I am not sure this will change my practice but it has stimulated further enquiry.
I’d like to hear more about the pathophysiology of Vitamin D toxicity… why does one dose help and and a higher one harm?
Very interesting
very helpful article
WILL DEFINITELY CHANGE MY RX OF VIT D DOSES.
IS THIS DOSING TRUE FOR ALL POST MENOPAUSAL FEMALES
this article conferm my practice I already advised 1000 units per day.
as i use this dose since long time I have no other comment
While I appreciate the thoughtful and succinct review, I am not sure all BC Geriatricians would agree with 1000iu/day for frail failing seniors here. So I’m in the minority here when I voted that I’d consider changing doses (currently I recommend 2000 iu/day, because I’ve seen several cases who appeared to need and benefit from this higher dose). Will wait for more research in meantime.

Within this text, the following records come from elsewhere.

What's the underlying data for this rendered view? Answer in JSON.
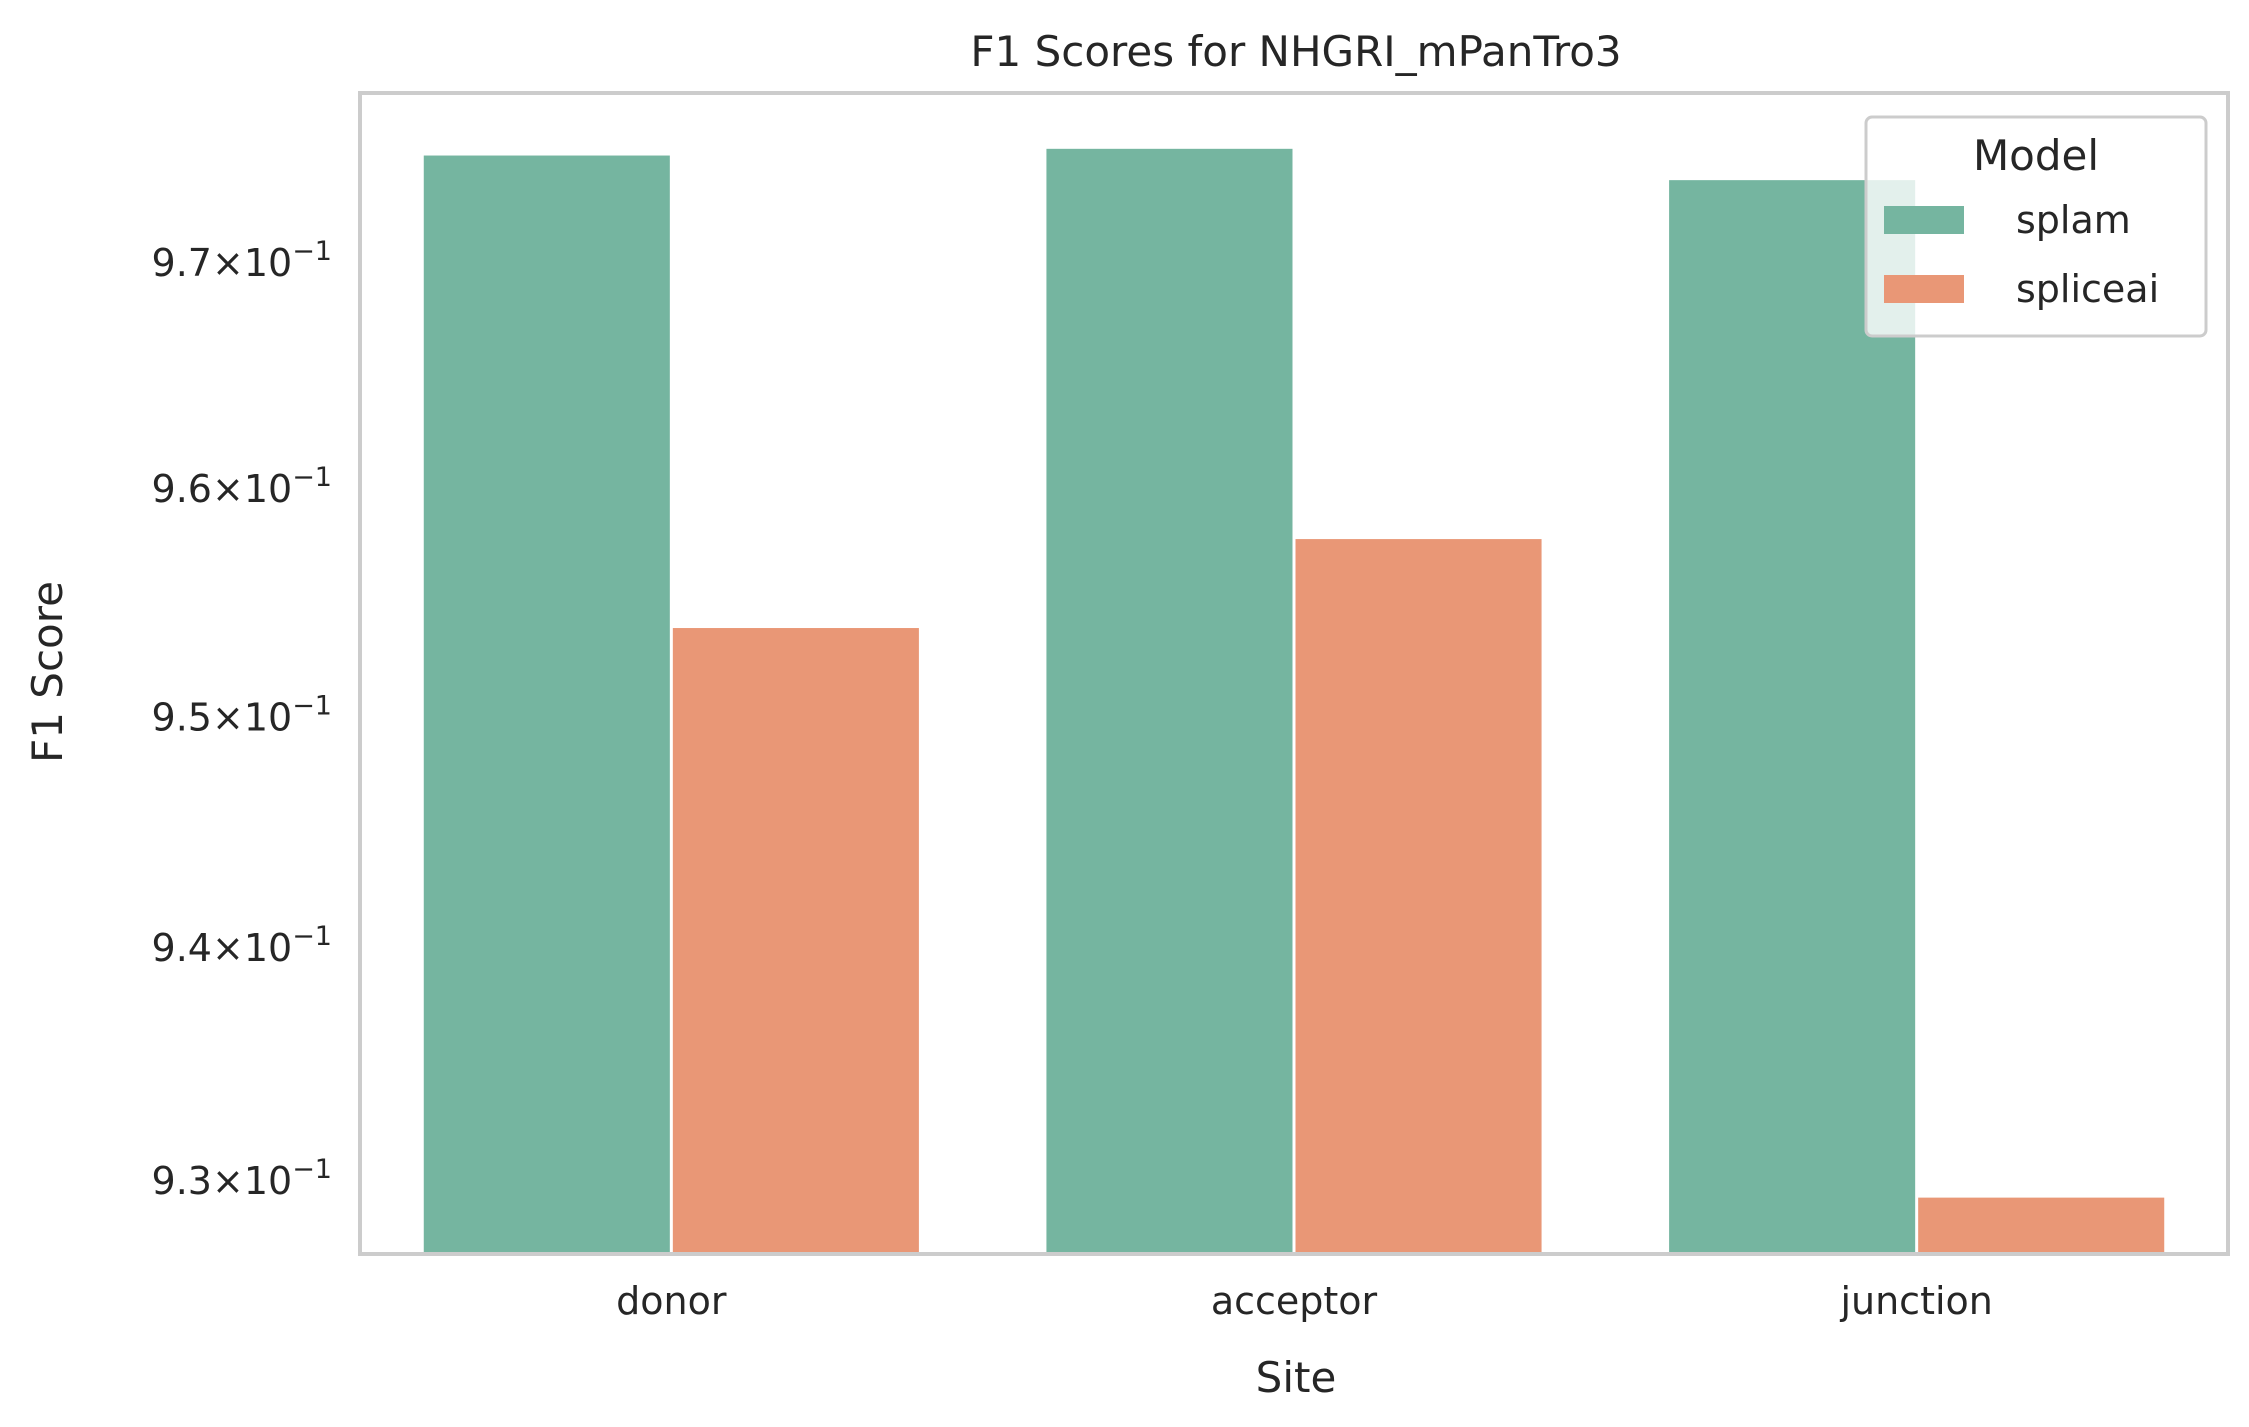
{
  "chart_data": {
    "type": "bar",
    "title": "F1 Scores for NHGRI_mPanTro3",
    "xlabel": "Site",
    "ylabel": "F1 Score",
    "categories": [
      "donor",
      "acceptor",
      "junction"
    ],
    "series": [
      {
        "name": "splam",
        "values": [
          0.9748,
          0.9751,
          0.9737
        ],
        "color": "#75b5a0"
      },
      {
        "name": "spliceai",
        "values": [
          0.9539,
          0.9578,
          0.9293
        ],
        "color": "#e99776"
      }
    ],
    "yscale": "log",
    "ylim": [
      0.9269,
      0.9776
    ],
    "yticks": [
      {
        "value": 0.93,
        "mantissa": "9.3"
      },
      {
        "value": 0.94,
        "mantissa": "9.4"
      },
      {
        "value": 0.95,
        "mantissa": "9.5"
      },
      {
        "value": 0.96,
        "mantissa": "9.6"
      },
      {
        "value": 0.97,
        "mantissa": "9.7"
      }
    ],
    "tick_base": "10",
    "tick_exponent": "−1",
    "grid": false,
    "legend": {
      "title": "Model",
      "placement": "top-right"
    }
  }
}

I really do not know the correct dosage of VitD however I do know that a tremendous number of falls in the elderly could be prevented by having patients use 4-wheeled walkers much sooner than we presently do. As soon as you notice loss of vibration sensation or any signs of instability is the time to start pushing( no pun intended) the use of the walker not after the falls and fractures are history.

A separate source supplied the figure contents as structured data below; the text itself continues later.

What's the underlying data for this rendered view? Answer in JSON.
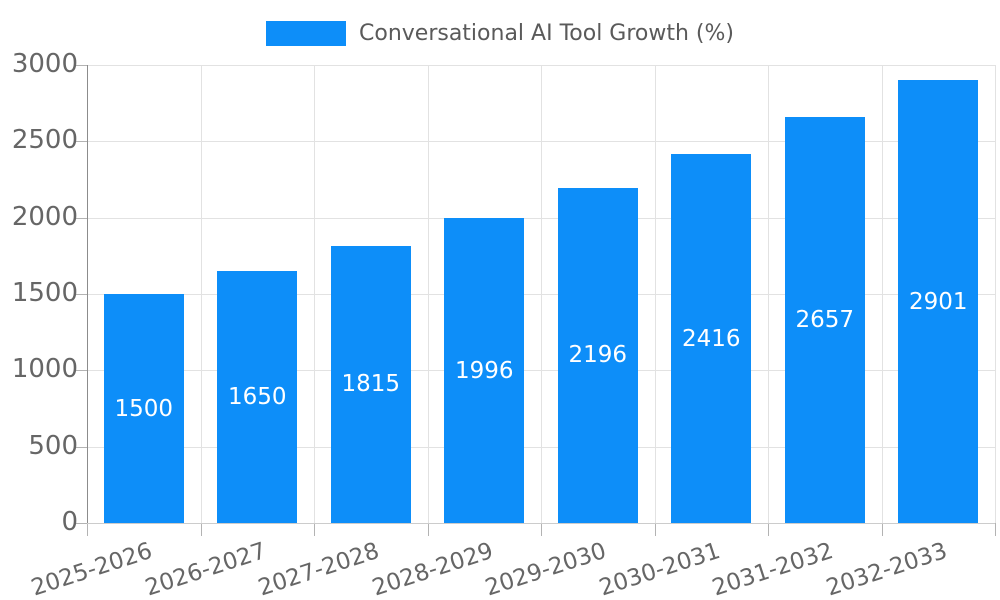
{
  "legend": {
    "label": "Conversational AI Tool Growth (%)"
  },
  "chart_data": {
    "type": "bar",
    "title": "Conversational AI Tool Growth (%)",
    "series": [
      {
        "name": "Conversational AI Tool Growth (%)",
        "values": [
          1500,
          1650,
          1815,
          1996,
          2196,
          2416,
          2657,
          2901
        ]
      }
    ],
    "categories": [
      "2025-2026",
      "2026-2027",
      "2027-2028",
      "2028-2029",
      "2029-2030",
      "2030-2031",
      "2031-2032",
      "2032-2033"
    ],
    "value_labels": [
      "1500",
      "1650",
      "1815",
      "1996",
      "2196",
      "2416",
      "2657",
      "2901"
    ],
    "xlabel": "",
    "ylabel": "",
    "ylim": [
      0,
      3000
    ],
    "yticks": [
      0,
      500,
      1000,
      1500,
      2000,
      2500,
      3000
    ],
    "grid": true,
    "legend_position": "top-center",
    "value_label_position": "inside-middle",
    "x_label_rotation_deg": -18,
    "colors": {
      "bar": "#0d8ef9",
      "value_label": "#ffffff",
      "tick_label": "#666666",
      "legend_label": "#5a5a5a",
      "gridline": "#e2e2e2",
      "y_axis_line": "#8c8c8c",
      "x_axis_line": "#cccccc",
      "tick_mark": "#b3b3b3",
      "background": "#ffffff"
    }
  }
}
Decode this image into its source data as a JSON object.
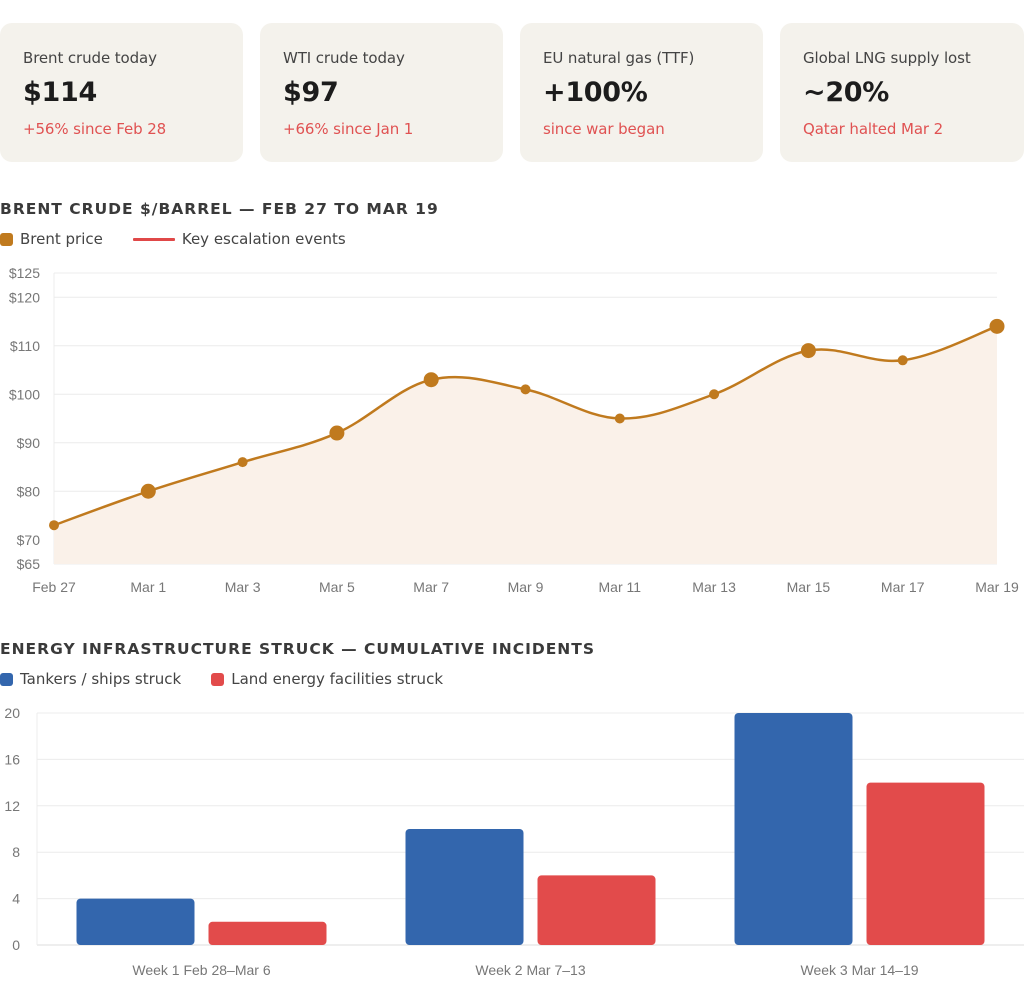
{
  "cards": [
    {
      "label": "Brent crude today",
      "value": "$114",
      "sub": "+56% since Feb 28"
    },
    {
      "label": "WTI crude today",
      "value": "$97",
      "sub": "+66% since Jan 1"
    },
    {
      "label": "EU natural gas (TTF)",
      "value": "+100%",
      "sub": "since war began"
    },
    {
      "label": "Global LNG supply lost",
      "value": "~20%",
      "sub": "Qatar halted Mar 2"
    }
  ],
  "colors": {
    "brent": "#c07a1e",
    "escalation": "#e04848",
    "tankers": "#3366ad",
    "land": "#e24b4b",
    "card_bg": "#f4f2ec",
    "sub_text": "#e05252"
  },
  "chart_data": [
    {
      "type": "line",
      "title": "BRENT CRUDE $/BARREL — FEB 27 TO MAR 19",
      "legend": [
        {
          "label": "Brent price",
          "kind": "swatch"
        },
        {
          "label": "Key escalation events",
          "kind": "line"
        }
      ],
      "legend_position": "top-left",
      "x": [
        "Feb 27",
        "Mar 1",
        "Mar 3",
        "Mar 5",
        "Mar 7",
        "Mar 9",
        "Mar 11",
        "Mar 13",
        "Mar 15",
        "Mar 17",
        "Mar 19"
      ],
      "series": [
        {
          "name": "Brent price",
          "values": [
            73,
            80,
            86,
            92,
            103,
            101,
            95,
            100,
            109,
            107,
            114
          ],
          "escalation_event": [
            false,
            true,
            false,
            true,
            true,
            false,
            false,
            false,
            true,
            false,
            true
          ]
        }
      ],
      "yticks": [
        65,
        70,
        80,
        90,
        100,
        110,
        120,
        125
      ],
      "ytick_labels": [
        "$65",
        "$70",
        "$80",
        "$90",
        "$100",
        "$110",
        "$120",
        "$125"
      ],
      "ylim": [
        65,
        125
      ],
      "xlabel": "",
      "ylabel": "",
      "grid": true,
      "fill_area": true
    },
    {
      "type": "bar",
      "title": "ENERGY INFRASTRUCTURE STRUCK — CUMULATIVE INCIDENTS",
      "legend": [
        {
          "label": "Tankers / ships struck"
        },
        {
          "label": "Land energy facilities struck"
        }
      ],
      "legend_position": "top-left",
      "categories": [
        "Week 1 Feb 28–Mar 6",
        "Week 2 Mar 7–13",
        "Week 3 Mar 14–19"
      ],
      "series": [
        {
          "name": "Tankers / ships struck",
          "values": [
            4,
            10,
            20
          ]
        },
        {
          "name": "Land energy facilities struck",
          "values": [
            2,
            6,
            14
          ]
        }
      ],
      "yticks": [
        0,
        4,
        8,
        12,
        16,
        20
      ],
      "ytick_labels": [
        "0",
        "4",
        "8",
        "12",
        "16",
        "20"
      ],
      "ylim": [
        0,
        20
      ],
      "xlabel": "",
      "ylabel": "",
      "grid": true
    }
  ]
}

I’ve been recommending 2000 IU Vitamin D per day for all adults in cloudy BC, lower doses in children. Why wait for frailty? Isn’t Vitamin D more properly classed as a hormone, than a Vitamin? I have not seen any evidence that this dose is toxic. Sunscreen and sun avoidance in summer makes me inclined to presribe this dose year round.

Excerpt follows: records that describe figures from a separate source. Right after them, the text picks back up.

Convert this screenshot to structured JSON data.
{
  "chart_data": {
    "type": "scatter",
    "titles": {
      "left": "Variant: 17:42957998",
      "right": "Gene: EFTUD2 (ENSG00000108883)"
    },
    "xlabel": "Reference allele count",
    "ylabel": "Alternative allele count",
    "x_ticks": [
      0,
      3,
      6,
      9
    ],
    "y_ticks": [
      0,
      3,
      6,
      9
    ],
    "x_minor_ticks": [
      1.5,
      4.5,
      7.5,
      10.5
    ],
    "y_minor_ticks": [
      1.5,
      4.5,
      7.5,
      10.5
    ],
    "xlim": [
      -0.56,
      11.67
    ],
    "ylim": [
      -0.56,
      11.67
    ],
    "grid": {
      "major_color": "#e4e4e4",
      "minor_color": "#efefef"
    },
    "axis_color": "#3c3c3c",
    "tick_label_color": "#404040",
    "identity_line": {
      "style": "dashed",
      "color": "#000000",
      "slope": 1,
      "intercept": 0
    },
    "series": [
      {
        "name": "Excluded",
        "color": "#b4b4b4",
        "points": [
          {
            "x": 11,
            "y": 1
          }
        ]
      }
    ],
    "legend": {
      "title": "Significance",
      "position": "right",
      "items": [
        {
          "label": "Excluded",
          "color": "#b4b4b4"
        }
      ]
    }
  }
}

yes confirms what I already thought we don’t know anything about what the vit d dose should be
tnank you, srongly agree
I have been recommending 1000 IU daily for adults for a few years now. I would like to know more about the studies looking at weekly or monthly admin. I know it’s supposed to be safe but how good are the studies?
I routinely refuse to do vitamin D levels when patients request them but I have found that they will ask another physician, often a specialist, who orders it for them. Public education might be helpful so we can spend health care dollars on something more worthwhile.
I have numerous long-term care home patients and have been increasing their Vitamin D supplement to at least 1000IU daily at all annual care conferences. This was based on both some primary literature research I did as a resident on the effects of Vitamin D supplementation as an adjunct to treatment for depression in the elderly, as well as, recommended guidelines for Vitamin D supplement in Northern B.C. of around 2000IU daily. I will not change my practise from this as current research also seems to support a decrease in fall risk with supplementation.
A very productive but concise observation, it is appreciated highly and thank you.
Still not clear if vitamin D daily or weekly disrupts sleep.
My Vitamin D level is was 15 on this past Tuesday. I need to get it up to at least 20 by this upcoming Tuesday. It will be measured using a blood test. Is this possible?